Challenges for the Implementation of the Agreement and EU-U.S. Relations
Although the political agreement is not legally binding, it is possible that once the details have been agreed, the EC will submit it for ratification by the European Parliament and EU Member States. This may spark a debate about its effectiveness, as the agreement already has been criticised by some top politicians (e.g., the French prime minister) and business circles, including in Germany. Moderate support for the agreement has been expressed by the prime ministers of Italy, Spain, and some others. However, most Member States will probably not want to escalate disputes with the U.S. and are therefore likely to accept the provisions of the agreement, at least in the short term. However, there may be problems with its implementation, including achieving the planned level of investment in the U.S. in a relatively short period. It cannot be ruled out that if there are problems with the implementation of the deal, pressure and threats from the U.S. may return and trade disputes may intensify, which could impact cooperation in other areas. In addition, tariffs on goods from the EU, together with increased duties on products from other countries, may lead to price increases in the U.S, and higher costs for American companies, for example, through higher component prices, which could reduce support for the Trump administration’s trade policy.

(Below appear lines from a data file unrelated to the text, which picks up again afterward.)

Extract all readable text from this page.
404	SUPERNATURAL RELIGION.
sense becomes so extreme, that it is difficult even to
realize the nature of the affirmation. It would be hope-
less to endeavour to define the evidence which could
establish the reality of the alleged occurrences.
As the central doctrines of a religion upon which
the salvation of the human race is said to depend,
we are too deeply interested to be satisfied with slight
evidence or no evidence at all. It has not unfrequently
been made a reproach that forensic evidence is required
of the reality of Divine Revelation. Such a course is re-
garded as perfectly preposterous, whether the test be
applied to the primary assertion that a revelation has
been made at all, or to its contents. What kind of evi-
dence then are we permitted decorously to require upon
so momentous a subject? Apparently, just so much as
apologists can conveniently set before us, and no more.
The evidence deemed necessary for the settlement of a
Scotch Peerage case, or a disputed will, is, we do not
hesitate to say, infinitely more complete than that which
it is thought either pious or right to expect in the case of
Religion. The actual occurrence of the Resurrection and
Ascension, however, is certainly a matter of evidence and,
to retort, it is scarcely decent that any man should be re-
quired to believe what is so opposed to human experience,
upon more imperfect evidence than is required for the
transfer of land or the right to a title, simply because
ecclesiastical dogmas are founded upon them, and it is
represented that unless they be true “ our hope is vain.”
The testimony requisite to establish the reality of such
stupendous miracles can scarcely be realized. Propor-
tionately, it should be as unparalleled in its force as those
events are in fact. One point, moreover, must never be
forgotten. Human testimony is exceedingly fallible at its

From Poland’s perspective, it is crucial to stabilise transatlantic relations in the economic dimension, which could have a positive impact on cooperation between the EU and the U.S. on security issues. However, increased U.S. tariffs will hit Polish exporters, both directly (although exports to the U.S, account for only about 4% of Poland’s foreign sales) and, above all, through companies involved in the supply chains of other EU entities (mainly from Germany). According to preliminary estimates provided by Prime Minister Donald Tusk, Poland may lose around PLN 8 billion (around €2 billion) in customs duties. Some companies may try to redirect their exports to other markets to mitigate the effects of U.S. tariffs.